Ed Miliband put on a brave face and landed a few well aimed digs: ‘He’s been driven to it not by the national interest, but been dragged to it by his party’. However, you sense Cameron’s confidence rising as fires back: ‘We want to reset that relationship. He hasn’t got a clue what he’d do.’ Worst of all, Milband seemed skewered by the simple choice Cameron gave him: ‘The most basic question of all is do you want a referendum? Yes or no? I do, does he?’ To which Miliband replied: ‘My position is no, we don’t want a referendum’.

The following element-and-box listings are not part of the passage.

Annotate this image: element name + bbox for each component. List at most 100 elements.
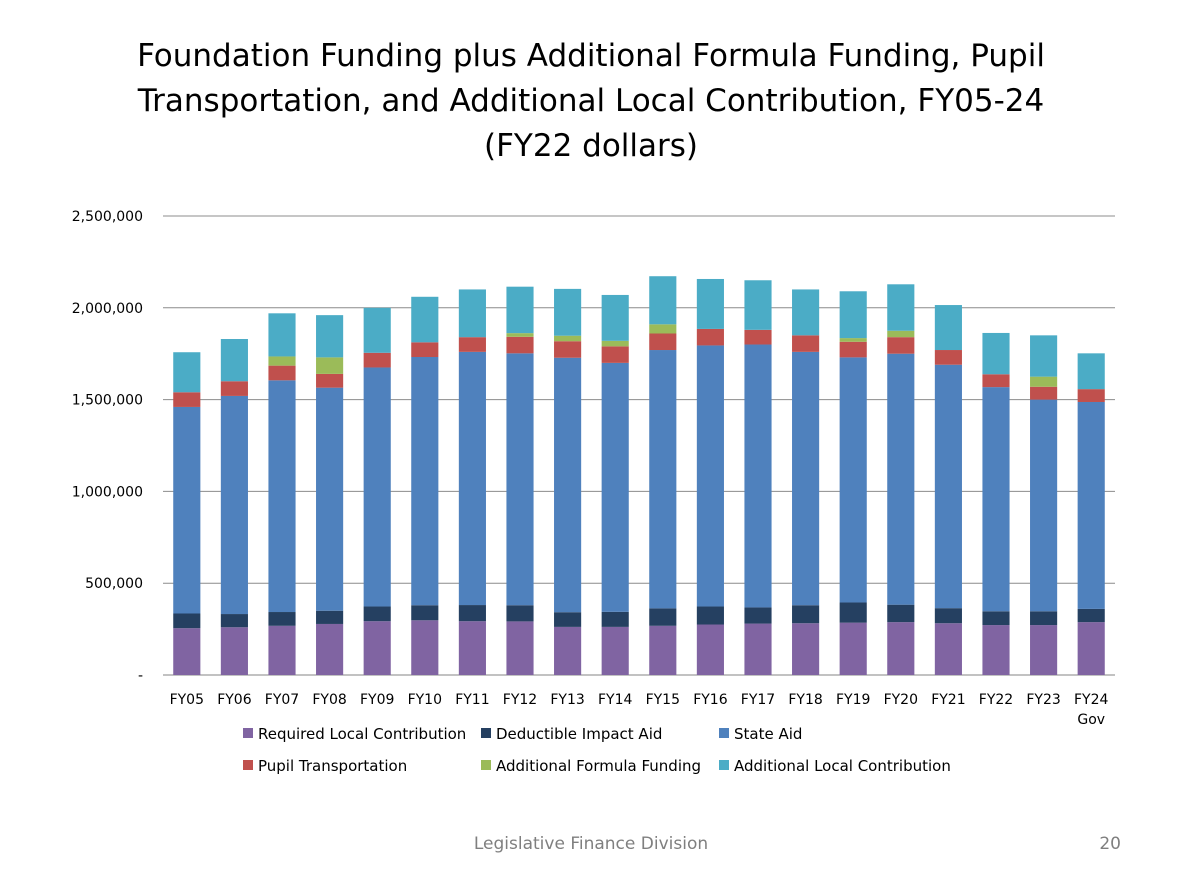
bar-segment	[220, 381, 248, 396]
bar-segment	[696, 624, 724, 675]
bar-segment	[506, 336, 534, 354]
bar-segment	[506, 353, 534, 606]
legend-label: Additional Local Contribution	[734, 757, 951, 775]
bar-segment	[649, 333, 677, 351]
bar-segment	[316, 387, 344, 611]
bar-segment	[268, 380, 296, 613]
x-tick-label: FY15	[646, 692, 680, 708]
bar-segment	[649, 608, 677, 626]
bar-segment	[982, 625, 1010, 675]
bar-segment	[506, 333, 534, 337]
y-tick-label: -	[138, 668, 143, 684]
bar-segment	[411, 357, 439, 606]
bar-segment	[316, 357, 344, 374]
bar-segment	[839, 341, 867, 358]
legend-label: Required Local Contribution	[258, 725, 466, 743]
bar-segment	[696, 345, 724, 607]
bar-segment	[744, 280, 772, 330]
y-tick-label: 2,500,000	[72, 209, 143, 225]
bar-segment	[268, 356, 296, 366]
x-tick-label: FY13	[550, 692, 584, 708]
bar-segment	[554, 626, 582, 675]
bar-segment	[220, 627, 248, 675]
footer-text: Legislative Finance Division	[473, 834, 709, 854]
bar-segment	[1077, 608, 1105, 623]
bar-segment	[411, 620, 439, 675]
bar-segment	[268, 313, 296, 357]
legend-label: Deductible Impact Aid	[496, 725, 662, 743]
legend-swatch	[719, 728, 729, 738]
x-tick-label: FY20	[884, 692, 918, 708]
bar-segment	[792, 351, 820, 606]
legend-swatch	[481, 760, 491, 770]
bar-segment	[649, 625, 677, 675]
page-number: 20	[1099, 834, 1121, 854]
legend-label: State Aid	[734, 725, 802, 743]
bar-segment	[173, 406, 201, 614]
bar-segment	[601, 626, 629, 675]
bar-segment	[173, 613, 201, 629]
bar-segment	[887, 330, 915, 338]
bar-segment	[1030, 399, 1058, 612]
bar-segment	[839, 602, 867, 623]
bar-segment	[458, 351, 486, 606]
bar-segment	[982, 332, 1010, 375]
bar-segment	[934, 350, 962, 365]
bar-segment	[554, 612, 582, 627]
bar-segment	[316, 373, 344, 388]
x-tick-label: FY08	[312, 692, 346, 708]
bar-segment	[744, 344, 772, 608]
bar-segment	[506, 286, 534, 334]
bar-segment	[1077, 353, 1105, 390]
bar-segment	[744, 623, 772, 675]
bar-segment	[792, 335, 820, 352]
x-tick-label: FY23	[1026, 692, 1060, 708]
bar-segment	[696, 328, 724, 346]
bar-segment	[363, 606, 391, 622]
legend-label: Additional Formula Funding	[496, 757, 701, 775]
bar-segment	[316, 315, 344, 358]
bar-segment	[601, 362, 629, 612]
y-tick-label: 1,000,000	[72, 484, 143, 500]
bar-segment	[792, 605, 820, 624]
x-tick-label: FY05	[170, 692, 204, 708]
bar-segment	[316, 610, 344, 624]
x-tick-label: FY12	[503, 692, 537, 708]
bar-segment	[982, 611, 1010, 626]
bar-segment	[554, 335, 582, 342]
x-tick-label: FY11	[455, 692, 489, 708]
bar-segment	[982, 387, 1010, 612]
x-tick-label: FY07	[265, 692, 299, 708]
chart-title-line-2: Transportation, and Additional Local Con…	[137, 83, 1045, 119]
bar-segment	[363, 367, 391, 607]
bar-segment	[934, 623, 962, 675]
bar-segment	[173, 628, 201, 675]
bar-segment	[268, 365, 296, 381]
x-tick-label: FY24	[1074, 692, 1109, 708]
x-tick-label: FY21	[931, 692, 965, 708]
bar-segment	[506, 621, 534, 675]
bar-segment	[173, 352, 201, 393]
bar-segment	[173, 392, 201, 407]
bar-segment	[601, 611, 629, 627]
chart-title-line-1: Foundation Funding plus Additional Formu…	[137, 38, 1045, 74]
x-tick-label: Gov	[1077, 712, 1105, 728]
bar-segment	[458, 621, 486, 675]
bar-segment	[649, 350, 677, 609]
legend-swatch	[719, 760, 729, 770]
bar-segment	[458, 289, 486, 338]
bar-segment	[458, 605, 486, 622]
bar-segment	[696, 278, 724, 329]
x-tick-label: FY19	[836, 692, 870, 708]
bar-segment	[649, 276, 677, 325]
bar-segment	[649, 324, 677, 334]
legend-label: Pupil Transportation	[258, 757, 407, 775]
bar-segment	[411, 605, 439, 621]
bar-segment	[1030, 376, 1058, 387]
bar-segment	[887, 353, 915, 605]
x-tick-label: FY17	[741, 692, 775, 708]
legend-swatch	[481, 728, 491, 738]
bar-segment	[839, 338, 867, 342]
bar-segment	[887, 604, 915, 623]
bar-segment	[363, 621, 391, 675]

If George Osborne is competent enough to put a little life (and investment) back in the economy before 2015 the Tories could be riding high on Cameron’s promise of ‘a renegotiation and then a referendum’. While the exact details of that renegotiation are only hinted at it’s clear that Cameron favours a more ‘market-friendly’ Europe. In PMQs he shouted above the yells of approval from his party: ‘We’ve been very clear about what we want to see - change. In a whole series of areas social legislation, employment legislation, environmental legislation where Europe has gone far too far.’ So the negotiation would seek an end to 48 hour maximum working week, an end to talk of a Financial Transaction Tax (something that could reduce speculation and raise much needed revenues), an end to some of the basic environmental protections that have been passed in Brussels. He is also holding out the promise of an end to ‘meddling’ by the European Court of Human Rights. All red meat to conservative Daily Mail reading voters. Not so great for those looking for a more progressive European Union.

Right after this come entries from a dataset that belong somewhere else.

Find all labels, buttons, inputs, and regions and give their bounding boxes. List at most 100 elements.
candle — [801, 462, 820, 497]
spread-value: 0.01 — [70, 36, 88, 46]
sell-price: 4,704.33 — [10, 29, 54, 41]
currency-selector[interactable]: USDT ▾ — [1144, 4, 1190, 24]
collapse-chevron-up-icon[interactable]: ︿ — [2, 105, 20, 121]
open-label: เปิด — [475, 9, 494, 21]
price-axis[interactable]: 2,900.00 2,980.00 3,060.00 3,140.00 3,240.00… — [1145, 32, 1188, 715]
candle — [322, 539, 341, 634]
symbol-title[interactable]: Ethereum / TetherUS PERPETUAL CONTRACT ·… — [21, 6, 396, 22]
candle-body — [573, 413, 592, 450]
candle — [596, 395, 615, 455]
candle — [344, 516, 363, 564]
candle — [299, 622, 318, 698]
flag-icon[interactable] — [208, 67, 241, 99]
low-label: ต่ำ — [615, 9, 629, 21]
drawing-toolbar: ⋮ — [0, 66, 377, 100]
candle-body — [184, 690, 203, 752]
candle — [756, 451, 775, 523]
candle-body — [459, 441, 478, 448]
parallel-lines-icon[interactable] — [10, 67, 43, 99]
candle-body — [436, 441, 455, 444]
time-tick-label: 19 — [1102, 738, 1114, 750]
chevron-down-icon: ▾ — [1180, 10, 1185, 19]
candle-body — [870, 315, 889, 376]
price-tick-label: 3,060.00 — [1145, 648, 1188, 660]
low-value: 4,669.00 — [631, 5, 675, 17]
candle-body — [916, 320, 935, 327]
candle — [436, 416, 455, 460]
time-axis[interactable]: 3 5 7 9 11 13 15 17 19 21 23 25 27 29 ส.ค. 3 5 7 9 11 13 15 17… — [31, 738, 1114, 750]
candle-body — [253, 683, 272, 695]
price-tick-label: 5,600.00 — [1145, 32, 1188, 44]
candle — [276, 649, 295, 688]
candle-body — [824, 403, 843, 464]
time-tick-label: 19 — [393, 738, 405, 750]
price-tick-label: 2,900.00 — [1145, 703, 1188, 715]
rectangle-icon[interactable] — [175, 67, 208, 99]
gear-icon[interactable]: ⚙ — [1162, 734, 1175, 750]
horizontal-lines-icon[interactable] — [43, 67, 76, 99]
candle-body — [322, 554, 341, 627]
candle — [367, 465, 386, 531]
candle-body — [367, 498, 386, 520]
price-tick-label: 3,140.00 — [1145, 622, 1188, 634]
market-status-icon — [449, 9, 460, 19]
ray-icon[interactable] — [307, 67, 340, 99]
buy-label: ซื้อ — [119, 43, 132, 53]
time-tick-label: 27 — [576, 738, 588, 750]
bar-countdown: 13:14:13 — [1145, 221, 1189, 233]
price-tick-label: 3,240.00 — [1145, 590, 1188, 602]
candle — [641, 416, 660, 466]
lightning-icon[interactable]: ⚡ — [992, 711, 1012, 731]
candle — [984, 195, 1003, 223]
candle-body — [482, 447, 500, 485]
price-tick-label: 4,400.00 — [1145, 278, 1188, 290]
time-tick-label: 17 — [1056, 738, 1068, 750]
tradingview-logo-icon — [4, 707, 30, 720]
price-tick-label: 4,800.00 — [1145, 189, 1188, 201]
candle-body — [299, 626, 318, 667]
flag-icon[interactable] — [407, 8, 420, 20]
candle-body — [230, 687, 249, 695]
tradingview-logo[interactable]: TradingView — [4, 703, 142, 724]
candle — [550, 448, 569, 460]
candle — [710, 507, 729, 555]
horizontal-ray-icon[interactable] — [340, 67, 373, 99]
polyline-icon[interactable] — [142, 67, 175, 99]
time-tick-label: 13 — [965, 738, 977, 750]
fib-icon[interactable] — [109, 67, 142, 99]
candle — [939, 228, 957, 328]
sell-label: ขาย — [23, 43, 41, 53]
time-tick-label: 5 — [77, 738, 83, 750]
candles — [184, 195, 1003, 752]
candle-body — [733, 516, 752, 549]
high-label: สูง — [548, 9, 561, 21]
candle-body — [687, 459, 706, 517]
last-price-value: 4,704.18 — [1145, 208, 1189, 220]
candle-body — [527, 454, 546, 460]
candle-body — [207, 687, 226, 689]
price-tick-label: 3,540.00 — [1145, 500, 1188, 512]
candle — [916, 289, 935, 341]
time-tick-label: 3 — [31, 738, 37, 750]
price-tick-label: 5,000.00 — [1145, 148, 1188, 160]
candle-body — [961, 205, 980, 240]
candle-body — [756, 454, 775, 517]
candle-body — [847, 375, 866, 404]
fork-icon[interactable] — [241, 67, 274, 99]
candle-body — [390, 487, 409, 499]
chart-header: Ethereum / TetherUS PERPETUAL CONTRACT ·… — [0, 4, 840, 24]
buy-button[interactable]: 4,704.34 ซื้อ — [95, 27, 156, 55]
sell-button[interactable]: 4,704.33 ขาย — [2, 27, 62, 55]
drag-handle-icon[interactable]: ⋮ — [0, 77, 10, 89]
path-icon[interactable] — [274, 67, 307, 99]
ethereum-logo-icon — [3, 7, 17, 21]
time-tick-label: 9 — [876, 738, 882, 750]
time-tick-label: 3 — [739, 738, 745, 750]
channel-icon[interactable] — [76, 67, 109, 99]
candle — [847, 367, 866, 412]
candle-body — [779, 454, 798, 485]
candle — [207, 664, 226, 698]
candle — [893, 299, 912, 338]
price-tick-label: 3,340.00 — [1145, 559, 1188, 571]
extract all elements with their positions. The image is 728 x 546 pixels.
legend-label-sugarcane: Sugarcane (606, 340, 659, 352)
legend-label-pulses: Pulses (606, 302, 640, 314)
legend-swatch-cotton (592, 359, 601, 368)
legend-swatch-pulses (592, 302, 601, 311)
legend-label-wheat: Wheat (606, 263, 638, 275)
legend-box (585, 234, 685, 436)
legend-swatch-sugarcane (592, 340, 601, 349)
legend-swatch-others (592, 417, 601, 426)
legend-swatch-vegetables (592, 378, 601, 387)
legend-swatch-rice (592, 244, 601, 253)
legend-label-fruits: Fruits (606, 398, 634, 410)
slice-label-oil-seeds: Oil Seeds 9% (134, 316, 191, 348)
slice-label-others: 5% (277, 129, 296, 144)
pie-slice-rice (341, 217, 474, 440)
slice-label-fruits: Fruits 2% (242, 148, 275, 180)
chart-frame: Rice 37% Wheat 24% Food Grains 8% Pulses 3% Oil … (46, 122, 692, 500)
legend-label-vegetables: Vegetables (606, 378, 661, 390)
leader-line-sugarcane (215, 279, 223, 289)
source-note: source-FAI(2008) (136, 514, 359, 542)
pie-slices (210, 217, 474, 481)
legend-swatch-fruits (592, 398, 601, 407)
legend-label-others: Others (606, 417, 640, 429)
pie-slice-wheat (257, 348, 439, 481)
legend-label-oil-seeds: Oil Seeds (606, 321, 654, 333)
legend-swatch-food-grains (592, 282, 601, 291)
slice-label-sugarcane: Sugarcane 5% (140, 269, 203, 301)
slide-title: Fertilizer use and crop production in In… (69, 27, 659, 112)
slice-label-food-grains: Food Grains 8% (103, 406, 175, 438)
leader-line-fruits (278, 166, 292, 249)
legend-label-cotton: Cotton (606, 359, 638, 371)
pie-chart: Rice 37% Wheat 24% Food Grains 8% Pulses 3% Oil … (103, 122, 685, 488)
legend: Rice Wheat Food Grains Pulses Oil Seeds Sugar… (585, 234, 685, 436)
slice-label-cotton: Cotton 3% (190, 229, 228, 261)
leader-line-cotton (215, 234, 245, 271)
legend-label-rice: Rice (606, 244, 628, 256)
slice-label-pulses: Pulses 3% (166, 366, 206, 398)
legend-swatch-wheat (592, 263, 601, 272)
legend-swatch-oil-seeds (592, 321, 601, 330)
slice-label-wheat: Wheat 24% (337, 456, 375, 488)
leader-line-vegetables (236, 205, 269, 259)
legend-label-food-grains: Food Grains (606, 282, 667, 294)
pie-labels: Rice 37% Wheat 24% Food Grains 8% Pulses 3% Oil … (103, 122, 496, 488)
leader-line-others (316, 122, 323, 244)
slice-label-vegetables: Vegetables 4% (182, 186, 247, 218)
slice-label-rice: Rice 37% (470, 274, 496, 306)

There’s a long way to go yet – the German-French axis may upset Cameron’s plans where Labour and the LibDems cannot. Voters may decide that Europe is a distraction from the real issues.There are many ifs and buts and winning the 2015 election (the condition for any changes to existing European treaties) is the biggest ‘if’ of all. But I suspect Clegg knows that the Lib Dem’s are a busted flush now. Cameron has used them to prop up an unpopular round of savage austerity cuts and to triple the cost of university fees (against Clegg’s signed pledge not to increase them). This may seem like yesterday’s news now but wait for the election when voters are reminded constantly of it. The I’m sorry spoof video viewed by over 2 million people will almost certainly be playing on Nick Clegg’s political gravestone in 2015. But it may just be that in an adjoining plot Cameron’s speech on Europe will be playing on another headstone – that of Ed Miliband.
Ed Miliband, Nick Clegg – your move.